In the first half of the 20th century, fountain pens were the great liberator of writing folk. Instead of carting around a box full of pens, nibs, ink wells, wipes, and blotters, all you needed was an all-in-one pen with a steel nib and a barrel full of the ink of your choice. True, the downmarket ones tended to leak, skip, run out of ink when most needed, and left one with blueish-black fingers, but until the biro came along, it was the cutting edge in scribbling lists and writing novels.
Today, fountain pens are largely the denizens of junk drawers and curio shops, but they're still being manufactured for niche artist markets and the very rich. As with luxury watches, upmarket fountain pens are less about everyday use than they are as status symbols that are showcases for materials and craftsmanship, as well as demonstrations of technical innovation.
According to Richard Mille, it took the Swiss watchmaking company four years to develop the RMS05, which incorporates a mechanical movement on par with an RM watch calibre. The Grade 5 titanium, 12-jewel movement sits inside a barrel of NTPT (North Thin Ply Technology) carbon, which is a laminate of thousands of parallel layers measuring less than 30 microns thick. The layers are built up out of resin-impregnated carbon fibers that are woven on a special machine that modifies the direction of the weft between layers by 45°, then heated to 120° C (248° F) at a pressure of 6 bars to create a distinct pattern before moving on to a CNC machine for forming.
As to the self-winding mechanism inside, it's visible thanks to a pair of 1800 Vickers sapphire crystals with antiglare treatment. The movement is made from a lightweight, skeletonized titanium baseplate that's been electroplasma treated. The bridges are also made of grade 5 titanium and have been micro-blasted and PVD treated, while the gears are rhodium plated.

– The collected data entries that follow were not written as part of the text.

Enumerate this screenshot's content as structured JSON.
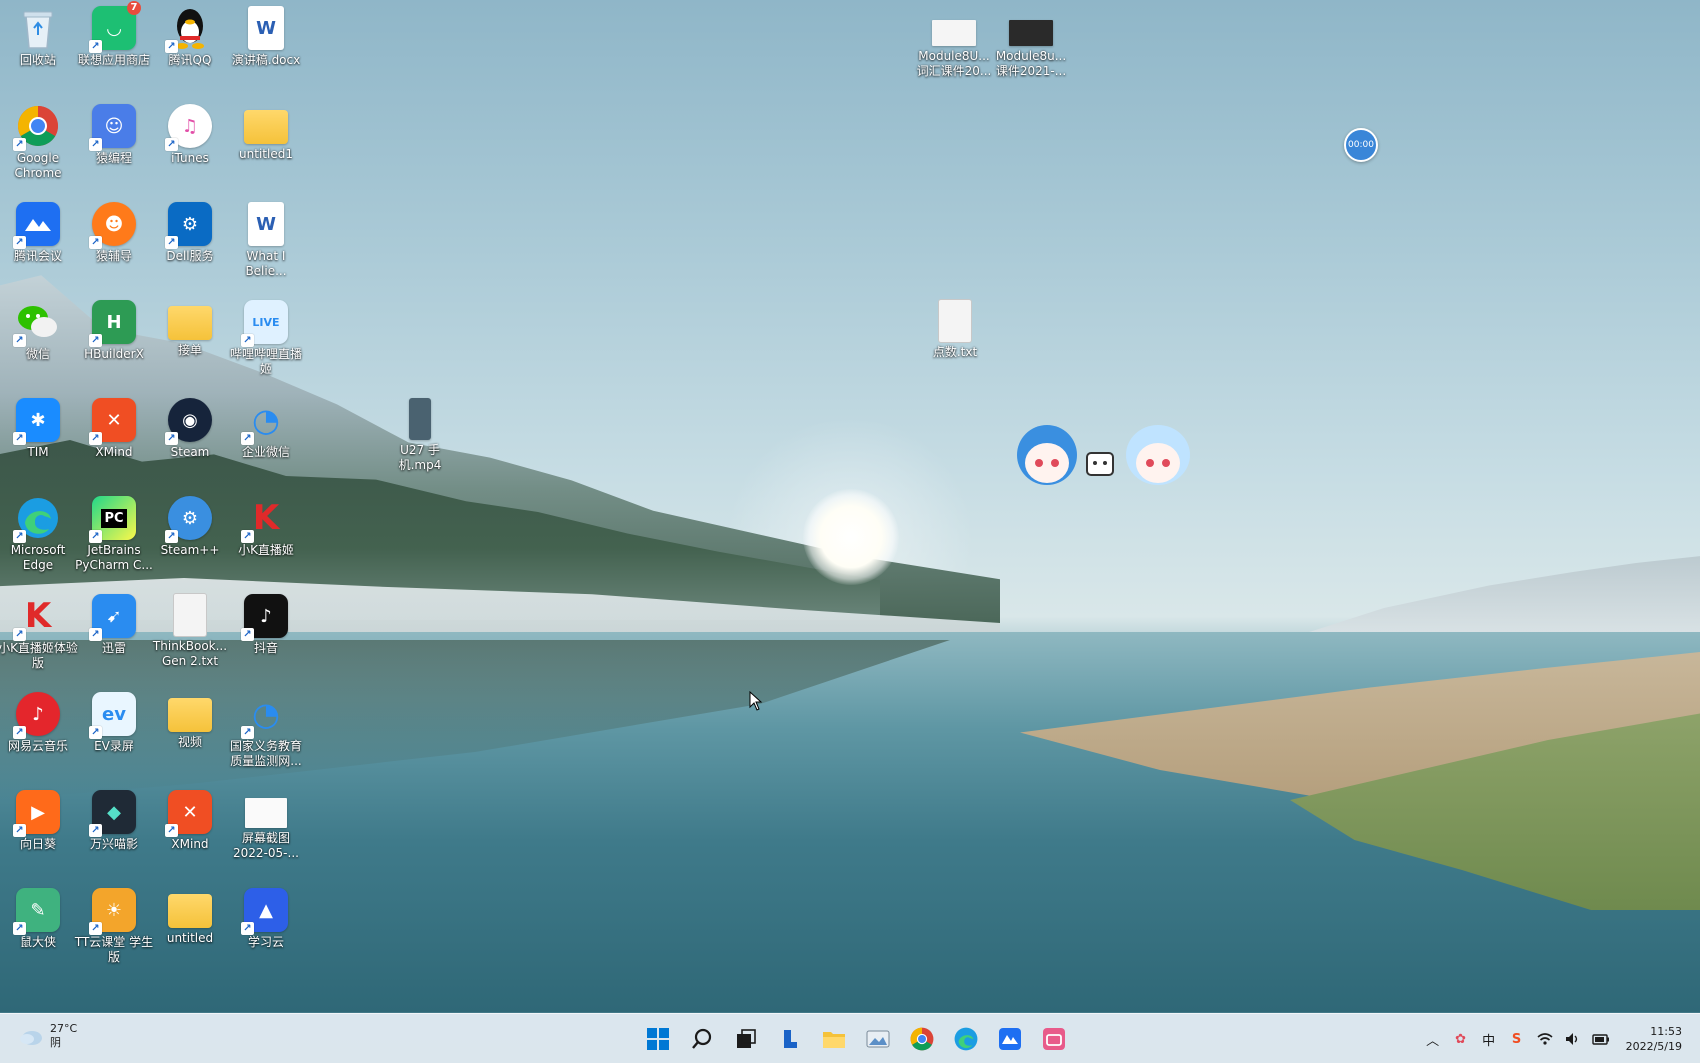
{
  "desktop": {
    "icons": [
      {
        "label": "回收站"
      },
      {
        "label": "联想应用商店",
        "badge": "7"
      },
      {
        "label": "腾讯QQ"
      },
      {
        "label": "演讲稿.docx"
      },
      {
        "label": "Google Chrome"
      },
      {
        "label": "猿编程"
      },
      {
        "label": "iTunes"
      },
      {
        "label": "untitled1"
      },
      {
        "label": "腾讯会议"
      },
      {
        "label": "猿辅导"
      },
      {
        "label": "Dell服务"
      },
      {
        "label": "What I Belie..."
      },
      {
        "label": "微信"
      },
      {
        "label": "HBuilderX"
      },
      {
        "label": "接单"
      },
      {
        "label": "哔哩哔哩直播姬"
      },
      {
        "label": "TIM"
      },
      {
        "label": "XMind"
      },
      {
        "label": "Steam"
      },
      {
        "label": "企业微信"
      },
      {
        "label": "Microsoft Edge"
      },
      {
        "label": "JetBrains PyCharm C..."
      },
      {
        "label": "Steam++"
      },
      {
        "label": "小K直播姬"
      },
      {
        "label": "小K直播姬体验版"
      },
      {
        "label": "迅雷"
      },
      {
        "label": "ThinkBook... Gen 2.txt"
      },
      {
        "label": "抖音"
      },
      {
        "label": "网易云音乐"
      },
      {
        "label": "EV录屏"
      },
      {
        "label": "视频"
      },
      {
        "label": "国家义务教育质量监测网..."
      },
      {
        "label": "向日葵"
      },
      {
        "label": "万兴喵影"
      },
      {
        "label": "XMind"
      },
      {
        "label": "屏幕截图 2022-05-..."
      },
      {
        "label": "鼠大侠"
      },
      {
        "label": "TT云课堂 学生版"
      },
      {
        "label": "untitled"
      },
      {
        "label": "学习云"
      },
      {
        "label": "U27 手机.mp4"
      },
      {
        "label": "Module8U... 词汇课件20..."
      },
      {
        "label": "Module8u... 课件2021-..."
      },
      {
        "label": "点数.txt"
      }
    ]
  },
  "widgets": {
    "timer": "00:00"
  },
  "taskbar": {
    "weather_temp": "27°C",
    "weather_desc": "阴",
    "apps": [
      {
        "name": "start"
      },
      {
        "name": "search"
      },
      {
        "name": "task-view"
      },
      {
        "name": "lenovo"
      },
      {
        "name": "file-explorer"
      },
      {
        "name": "photos"
      },
      {
        "name": "chrome"
      },
      {
        "name": "edge"
      },
      {
        "name": "tencent-meeting"
      },
      {
        "name": "bilibili-live"
      }
    ],
    "tray": {
      "ime": "中",
      "time": "11:53",
      "date": "2022/5/19"
    }
  },
  "colors": {
    "accent": "#0067c0",
    "taskbar_bg": "#e8f0f6",
    "badge": "#e84c3d"
  }
}
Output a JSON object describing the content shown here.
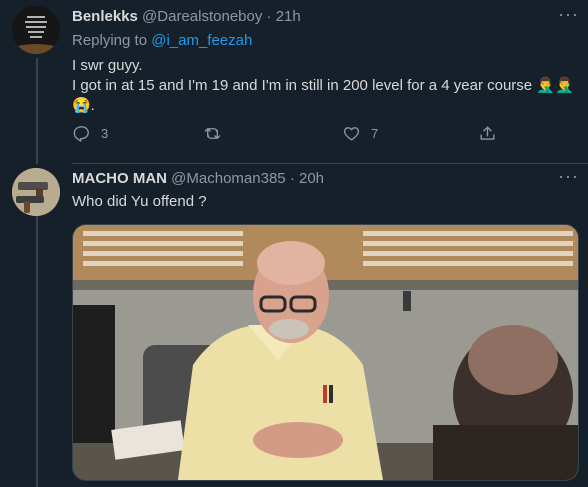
{
  "tweet1": {
    "author_name": "Benlekks",
    "author_handle": "@Darealstoneboy",
    "separator": "·",
    "time": "21h",
    "replying_prefix": "Replying to",
    "replying_handle": "@i_am_feezah",
    "line1": "I swr guyy.",
    "line2": "I got in at 15 and I'm 19 and I'm in still in 200 level for a 4 year course 🤦‍♂️🤦‍♂️",
    "line3": "😭.",
    "reply_count": "3",
    "retweet_count": "",
    "like_count": "7"
  },
  "tweet2": {
    "author_name": "MACHO MAN",
    "author_handle": "@Machoman385",
    "separator": "·",
    "time": "20h",
    "text": "Who did Yu offend ?"
  },
  "more_label": "···",
  "icons": {
    "reply": "reply-icon",
    "retweet": "retweet-icon",
    "like": "heart-icon",
    "share": "share-icon",
    "more": "more-icon"
  }
}
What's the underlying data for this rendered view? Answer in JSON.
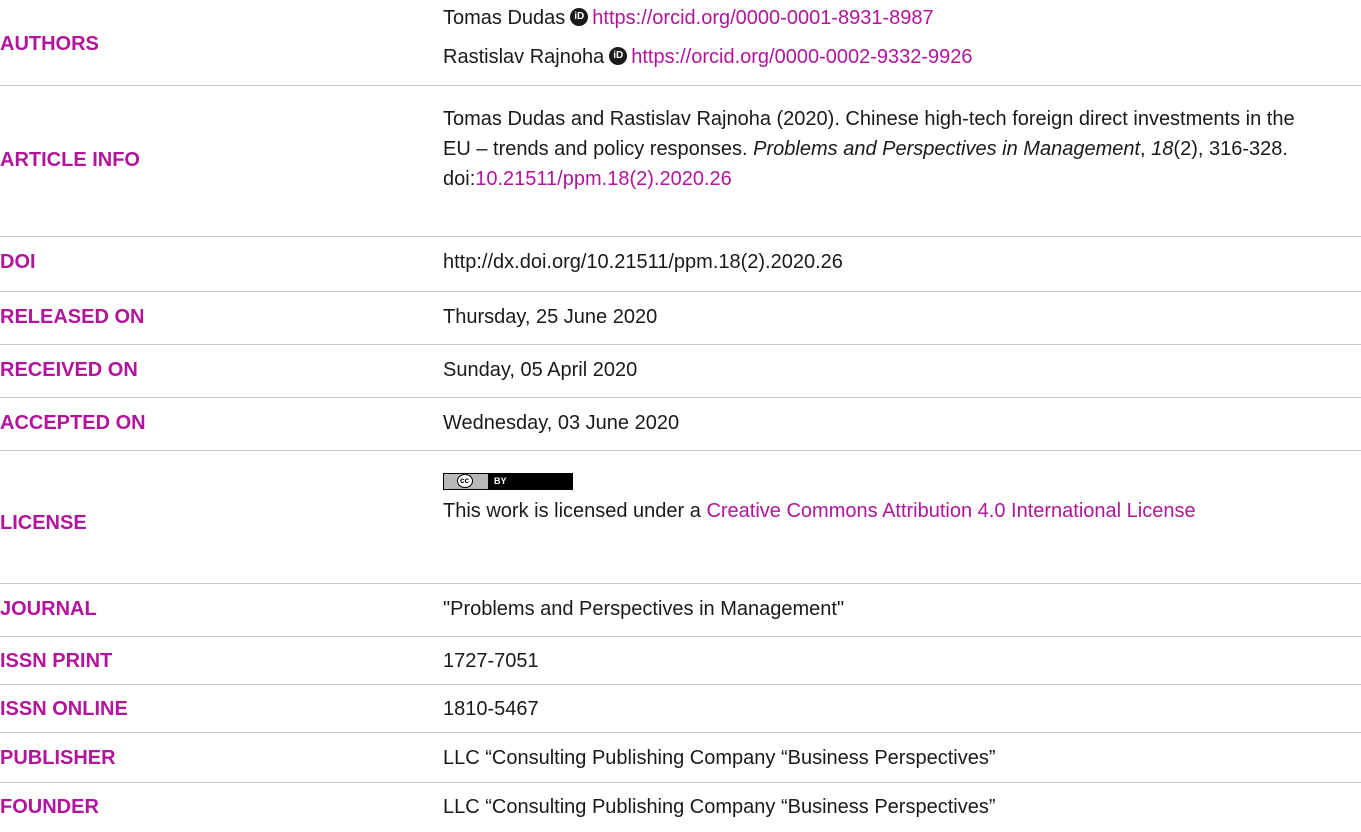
{
  "rows": {
    "authors": {
      "label": "AUTHORS",
      "a1_name": "Tomas Dudas",
      "a1_orcid": "https://orcid.org/0000-0001-8931-8987",
      "a2_name": "Rastislav Rajnoha",
      "a2_orcid": "https://orcid.org/0000-0002-9332-9926"
    },
    "article_info": {
      "label": "ARTICLE INFO",
      "authors_year": "Tomas Dudas and Rastislav Rajnoha (2020). Chinese high-tech foreign direct investments in the EU – trends and policy responses. ",
      "journal_italic": "Problems and Perspectives in Management",
      "sep1": ", ",
      "volume_italic": "18",
      "issue_pages": "(2), 316-328. doi:",
      "doi_link": "10.21511/ppm.18(2).2020.26"
    },
    "doi": {
      "label": "DOI",
      "value": "http://dx.doi.org/10.21511/ppm.18(2).2020.26"
    },
    "released": {
      "label": "RELEASED ON",
      "value": "Thursday, 25 June 2020"
    },
    "received": {
      "label": "RECEIVED ON",
      "value": "Sunday, 05 April 2020"
    },
    "accepted": {
      "label": "ACCEPTED ON",
      "value": "Wednesday, 03 June 2020"
    },
    "license": {
      "label": "LICENSE",
      "badge_cc": "cc",
      "badge_by": "BY",
      "text": "This work is licensed under a ",
      "link": "Creative Commons Attribution 4.0 International License"
    },
    "journal": {
      "label": "JOURNAL",
      "value": "\"Problems and Perspectives in Management\""
    },
    "issn_print": {
      "label": "ISSN PRINT",
      "value": "1727-7051"
    },
    "issn_online": {
      "label": "ISSN ONLINE",
      "value": "1810-5467"
    },
    "publisher": {
      "label": "PUBLISHER",
      "value": "LLC “Consulting Publishing Company “Business Perspectives”"
    },
    "founder": {
      "label": "FOUNDER",
      "value": "LLC “Consulting Publishing Company “Business Perspectives”"
    }
  },
  "colors": {
    "accent": "#b2149b",
    "separator": "#c8c8c8",
    "text": "#1a1a1a"
  }
}
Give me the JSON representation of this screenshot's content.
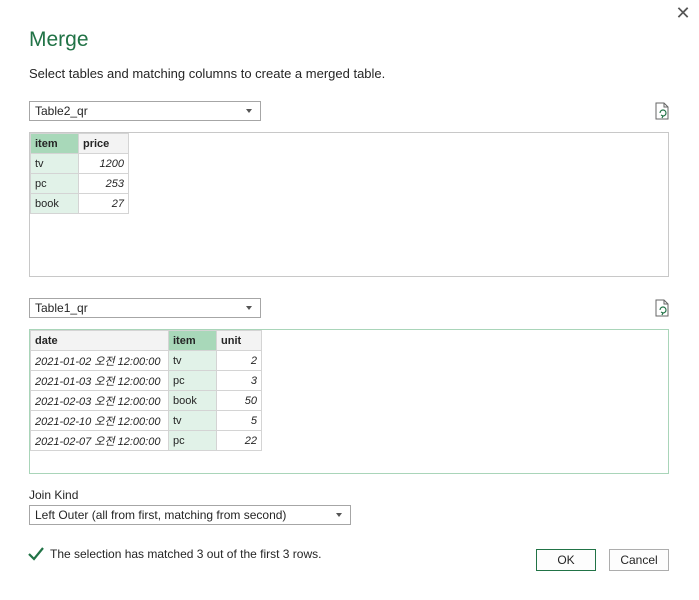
{
  "dialog": {
    "title": "Merge",
    "subtitle": "Select tables and matching columns to create a merged table."
  },
  "top_table": {
    "selected": "Table2_qr",
    "columns": [
      "item",
      "price"
    ],
    "rows": [
      [
        "tv",
        "1200"
      ],
      [
        "pc",
        "253"
      ],
      [
        "book",
        "27"
      ]
    ]
  },
  "bottom_table": {
    "selected": "Table1_qr",
    "columns": [
      "date",
      "item",
      "unit"
    ],
    "rows": [
      [
        "2021-01-02 오전 12:00:00",
        "tv",
        "2"
      ],
      [
        "2021-01-03 오전 12:00:00",
        "pc",
        "3"
      ],
      [
        "2021-02-03 오전 12:00:00",
        "book",
        "50"
      ],
      [
        "2021-02-10 오전 12:00:00",
        "tv",
        "5"
      ],
      [
        "2021-02-07 오전 12:00:00",
        "pc",
        "22"
      ]
    ]
  },
  "join": {
    "label": "Join Kind",
    "selected": "Left Outer (all from first, matching from second)"
  },
  "status": {
    "text": "The selection has matched 3 out of the first 3 rows."
  },
  "buttons": {
    "ok": "OK",
    "cancel": "Cancel"
  },
  "colors": {
    "accent": "#217346",
    "match_header": "#a8d8b9",
    "match_cell": "#e1f2e8"
  }
}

This is all very well and good, but what does this piece of Swiss precision engineering winding do? The answer: it extends the hand-polished 18K white-gold nib automatically from the barrel at the press of a button. That may seem simple in a world of retractable ballpoints, but Mille wanted the action to be smooth and precise, and hence the mechanism, which is regulated by a recoil-type escapement to keep the speed of extension under control.
In addition, the pen is self winding. Replacing the cap rewinds the mechanism and primes it again for use. It may not seem like much for a hundred grand, but it does give writing the grocery list a sense of occasion.